George Lucas Needs to Make Another Movie
Bear with me – this is an idea I’ve been toying with for a while: George Lucas needs to make another movie. Sure, he’s opening the Museum of Narrative Art, but so what? J. Paul Getty had museums, but he was still a billionaire lowlife. A part of me wrestles with the idea that George Lucas’ legacy would be better served if he focused on making more movies instead of talking about movies he made.
Hear me out – before Star Wars, George Lucas was an accomplished filmmaker. American Graffiti, THX1138 were both iconic feature-length projects that re-shaped culture and the way people thought about visual storytelling.
No, I’m not kidding. American Graffiti ‘received widespread critical acclaim and was nominated for five Academy Awards, including Best Picture. It is widely credited with launching a wave of 1950s and early 1960s nostalgia in American pop culture, influencing the teen comedy genre and reviving interest in early rock and roll among the baby boomer generation.’ For fans of classic science fiction, “THX 1138” is an intellectual and artistic achievement. It asks difficult questions about the role of technology in society, the value of free will, and the cost of rebellion. George Lucas changed filmmaking and storytelling *before* he made Star Wars. The rest, unfortunately, is history.
No, seriously. Tell me another film project that George Lucas worked on between A New Hope and The Phantom Menace. Lucas serving as an uncredited co-director or second unit director contrasts with Spielberg’s fifteen film projects in the same period. Whatever professional or creative experience Spielberg gained by continuing to direct films paid off with projects like ‘Schindler’s List‘, The Adventures of Tintin, Catch Me If You Can, and so on.
This isn’t a George Lucas bashing session – the guy is a legend for a reason.

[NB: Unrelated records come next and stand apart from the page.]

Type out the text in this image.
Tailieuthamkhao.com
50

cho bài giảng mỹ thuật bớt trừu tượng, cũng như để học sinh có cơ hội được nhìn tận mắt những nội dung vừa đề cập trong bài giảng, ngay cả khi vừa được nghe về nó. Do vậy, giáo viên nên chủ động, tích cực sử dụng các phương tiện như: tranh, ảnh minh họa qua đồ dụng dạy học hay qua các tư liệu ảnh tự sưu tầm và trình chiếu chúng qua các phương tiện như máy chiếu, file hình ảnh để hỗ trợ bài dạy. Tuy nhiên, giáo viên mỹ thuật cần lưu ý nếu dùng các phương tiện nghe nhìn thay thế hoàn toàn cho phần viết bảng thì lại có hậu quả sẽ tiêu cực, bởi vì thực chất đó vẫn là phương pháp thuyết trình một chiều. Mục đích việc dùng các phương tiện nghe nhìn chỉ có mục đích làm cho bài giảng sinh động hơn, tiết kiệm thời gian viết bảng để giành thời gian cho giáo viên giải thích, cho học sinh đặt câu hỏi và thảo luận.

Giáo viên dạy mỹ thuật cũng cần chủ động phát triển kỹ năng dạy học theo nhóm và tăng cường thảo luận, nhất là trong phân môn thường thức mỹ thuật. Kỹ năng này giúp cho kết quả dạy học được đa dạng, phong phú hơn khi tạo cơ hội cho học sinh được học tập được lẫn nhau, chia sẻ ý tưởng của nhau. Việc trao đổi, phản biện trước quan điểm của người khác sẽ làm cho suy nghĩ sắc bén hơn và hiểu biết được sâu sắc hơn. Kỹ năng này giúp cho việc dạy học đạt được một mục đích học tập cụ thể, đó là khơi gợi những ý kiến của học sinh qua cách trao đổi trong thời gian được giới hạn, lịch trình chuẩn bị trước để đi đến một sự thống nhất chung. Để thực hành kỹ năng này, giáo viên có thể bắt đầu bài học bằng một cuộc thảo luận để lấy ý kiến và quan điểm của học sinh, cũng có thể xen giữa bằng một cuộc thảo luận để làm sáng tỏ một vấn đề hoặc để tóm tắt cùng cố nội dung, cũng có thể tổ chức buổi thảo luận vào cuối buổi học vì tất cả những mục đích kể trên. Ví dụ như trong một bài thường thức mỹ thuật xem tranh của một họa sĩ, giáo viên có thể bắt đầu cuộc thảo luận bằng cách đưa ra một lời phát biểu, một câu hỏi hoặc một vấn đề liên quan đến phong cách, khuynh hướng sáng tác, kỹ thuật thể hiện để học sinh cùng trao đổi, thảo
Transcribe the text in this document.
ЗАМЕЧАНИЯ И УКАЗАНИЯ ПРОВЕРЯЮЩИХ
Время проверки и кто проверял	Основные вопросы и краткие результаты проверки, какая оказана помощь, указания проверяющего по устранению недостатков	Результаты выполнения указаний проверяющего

George Lucas re-invented entire sections of the film-making industry (THX, ILM) to better serve his artistic pursuit – we’re still riding that wave of imagination and aspiration fifty years later. What if he focused on honing his visual storytelling like Spielberg or Zemeckis did. Our portfolio of 80s and 90s-era scifi and dramatic storytelling could look very different. Choosing to go back and just make films – even if they’re short film no one watches – could re-set his visual storytelling style, re-shape and re-articulate the values of storytelling now in the year 2025.
Look, I’m tired of hating on Star Wars or complaining that George Lucas ‘owes’ us better movies. None of that’s true. I’m simply offering an alternate perspective to the past 50 years of fandom, Star Wars, and scifi storytelling. George Lucas needs to make another movie, to show us how it’s done and to prove to himself that he’s more than Star Wars.